Baby Boomers Barely Build Brand

Baby boomers are digital immigrants

Social media – how can baby boomers use it professionally?

On May 18, the IPO of Facebook came at a valuation of $108B. If you’re a babyboomer like me, you might wonder how this event will impact your future career. Until about six months ago, I represented most baby boomers– I was using one social-media tool for friends and family life and keeping the content private, and one tool to boost my professional appearance by pushing my contact list above the magic 500-contact borderline.

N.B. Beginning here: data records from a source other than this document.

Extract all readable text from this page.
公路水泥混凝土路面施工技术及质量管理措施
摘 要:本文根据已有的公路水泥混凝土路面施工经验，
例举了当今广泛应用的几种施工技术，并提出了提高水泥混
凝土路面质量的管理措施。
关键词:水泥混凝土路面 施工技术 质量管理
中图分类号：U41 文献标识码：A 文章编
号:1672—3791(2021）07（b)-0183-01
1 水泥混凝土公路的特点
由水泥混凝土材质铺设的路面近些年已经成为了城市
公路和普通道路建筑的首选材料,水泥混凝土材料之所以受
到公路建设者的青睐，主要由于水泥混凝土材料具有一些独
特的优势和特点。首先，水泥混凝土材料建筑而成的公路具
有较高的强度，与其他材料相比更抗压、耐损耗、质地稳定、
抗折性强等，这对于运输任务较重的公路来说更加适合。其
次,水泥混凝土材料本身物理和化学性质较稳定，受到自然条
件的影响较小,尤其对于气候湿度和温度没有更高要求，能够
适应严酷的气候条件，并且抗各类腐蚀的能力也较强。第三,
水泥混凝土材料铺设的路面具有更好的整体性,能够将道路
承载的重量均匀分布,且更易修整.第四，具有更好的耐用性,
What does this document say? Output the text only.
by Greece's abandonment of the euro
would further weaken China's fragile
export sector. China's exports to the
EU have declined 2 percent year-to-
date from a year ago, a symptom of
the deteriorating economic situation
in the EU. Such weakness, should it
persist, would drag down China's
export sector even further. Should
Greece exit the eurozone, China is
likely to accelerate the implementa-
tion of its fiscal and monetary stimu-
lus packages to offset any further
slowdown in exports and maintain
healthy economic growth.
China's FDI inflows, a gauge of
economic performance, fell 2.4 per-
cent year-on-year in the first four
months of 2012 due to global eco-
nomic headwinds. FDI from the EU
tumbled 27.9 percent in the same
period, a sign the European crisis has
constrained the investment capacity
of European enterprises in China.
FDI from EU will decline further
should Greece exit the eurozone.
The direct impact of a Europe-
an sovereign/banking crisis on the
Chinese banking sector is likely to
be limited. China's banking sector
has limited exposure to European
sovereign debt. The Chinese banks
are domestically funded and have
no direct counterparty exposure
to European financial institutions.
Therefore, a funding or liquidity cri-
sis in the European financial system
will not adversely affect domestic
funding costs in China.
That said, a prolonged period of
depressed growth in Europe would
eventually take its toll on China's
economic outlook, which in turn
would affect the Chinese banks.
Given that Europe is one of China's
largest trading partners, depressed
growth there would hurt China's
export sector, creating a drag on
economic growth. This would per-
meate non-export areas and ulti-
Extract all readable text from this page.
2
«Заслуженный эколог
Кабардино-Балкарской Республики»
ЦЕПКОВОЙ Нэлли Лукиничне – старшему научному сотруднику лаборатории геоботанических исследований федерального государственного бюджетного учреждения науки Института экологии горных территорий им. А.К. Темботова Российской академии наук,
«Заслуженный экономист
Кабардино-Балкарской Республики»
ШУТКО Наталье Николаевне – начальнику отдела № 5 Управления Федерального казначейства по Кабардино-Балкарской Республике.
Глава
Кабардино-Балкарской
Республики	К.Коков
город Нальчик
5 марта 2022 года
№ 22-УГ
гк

As baby boomers, we are digital immigrants. We have embraced digital devices like mobile phones and tablets. But we  still text using one finger and struggle to keep up with the abbreviations our kids use, such as “KWIM?” (“know what I mean?”) We tend to want to separate our social-media interactions into a professional and a private sphere. Few of us have started to explore the use of social media to extend our sphere of professional influence beyond just the people we have met in person at least once. And when we have met them once, we tend to stay in touch by e-mail rather than through the use of social media. Most of us are now comfortable communicating with the 160-character SMS/TXT format, but we struggle with, for example, the 140-character format used on Twitter, where posts always begin with the # symbol.

Finding out your personal impact score in any of the major social-media impact tools is a good way to get an idea of where you stand. It’s normally enough of a motivator to be a call for action. You can start by just reading posts on Twitter to get a feeling for what’s going on. And don’t forget to learn from your screen-agers (teenagers). They know what makes an impact and what does not– and you have an edge when it comes to understanding what it all means from a business perspective.

My predictions for baby boomers are:

  • Learning social-media skills for professional purposes will be vital to ensure that we will still be attractive on the labor market in five years’ time.
  • Having a decent social-media impact score is already a must for people who are being hired for marketing positions, but the trend is likely to expand to to all customer facing roles and management positions within 3-5 years..
  • We will have to let go of our ambition of perfection. We will inevitably make mistakes on the path to establishing our digital personalities, and these mistakes are part of our individual journeys.

1 thought on “Baby Boomers Barely Build Brand”

  1. Almost exactly nine months after World War II ended, “the cry of the baby was heard across the land,” as historian Landon Jones later described the trend. More babies were born in 1946 than ever before: 3.4 million, 20 percent more than in 1945. This was the beginning of the so-called “baby boom.” In 1947, another 3.8 million babies were born; 3.9 million were born in 1952; and more than 4 million were born every year from 1954 until 1964, when the boom finally tapered off. By then, there were 76.4 million “baby boomers” in the United States. They made up almost 40 percent of the nation’s population.’